If I’m lucky enough to have a whole day uninterrupted, a really satisfying one might include a portion of time focused on one piece that I’ve been immersed in for a while, punctuated with tangents that lead to new questions. I also get a little thrill if the materials tell me something new or surprise me, giving me something to look forward to next time.
However, ‘in the studio’ is not always literal for me. Reading, writing, collecting images and working with images digitally in Photoshop are all part of my process as well.
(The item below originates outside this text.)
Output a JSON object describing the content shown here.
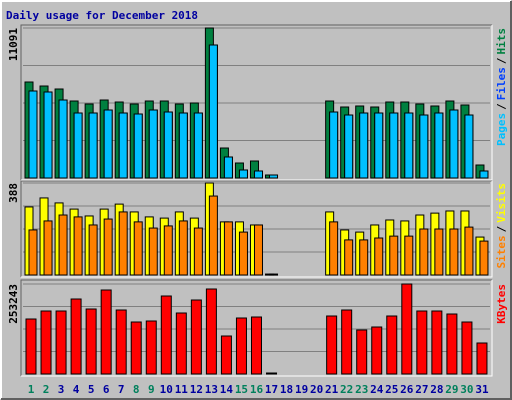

My tendency to sit with things (inspiration, references) and allow them to be ‘muddled’ is really a strategy — so that I don’t slip into illustrating my ideas. I want them to be processed through my thoughts and studio actions in a way that is indirect and nimble enough to tell me something new, and the delay in clarity keeps me from making facile judgements.
What are you looking at right now and/or reading?
I finally started reading Slow Looking by Shari Tishman, and I am finishing up a book of essays called Forty-one False Starts by Janet Malcolm.
I teach art history also, so I’m always revisiting art history texts and looking for fresh interpretations that allow me and my students to find new connections.
For the last 6 years, I’ve been looking at microscopic images that employ the protein staining effect I mentioned previously. Cellular imagery is often really beautiful, but I’m also interested in graphics and diagrams that are used to describe things that are invisible to the naked eye, how colors and shapes are used to denote vacillating boundaries on maps (i.e. Covid ‘hotspots’, neighborhood demographics, protests and rallies…)
Where can we find more of your work?
I'm looking forward to regrouping after these last two exhibitions and delving into new things, starting with this residency. Like many of us, I update my instagram much more frequently than my website, so that is where you can find nascent ideas and new work. I also have more curatorial ideas which I'd like to develop further. It’s so fascinating to recognize the way in which different objects can speak to each other. I love the process of curation and bringing multiple artists’ work together, seeing the space between things become charged with energy and new meanings. Facilitating that process is such a joy.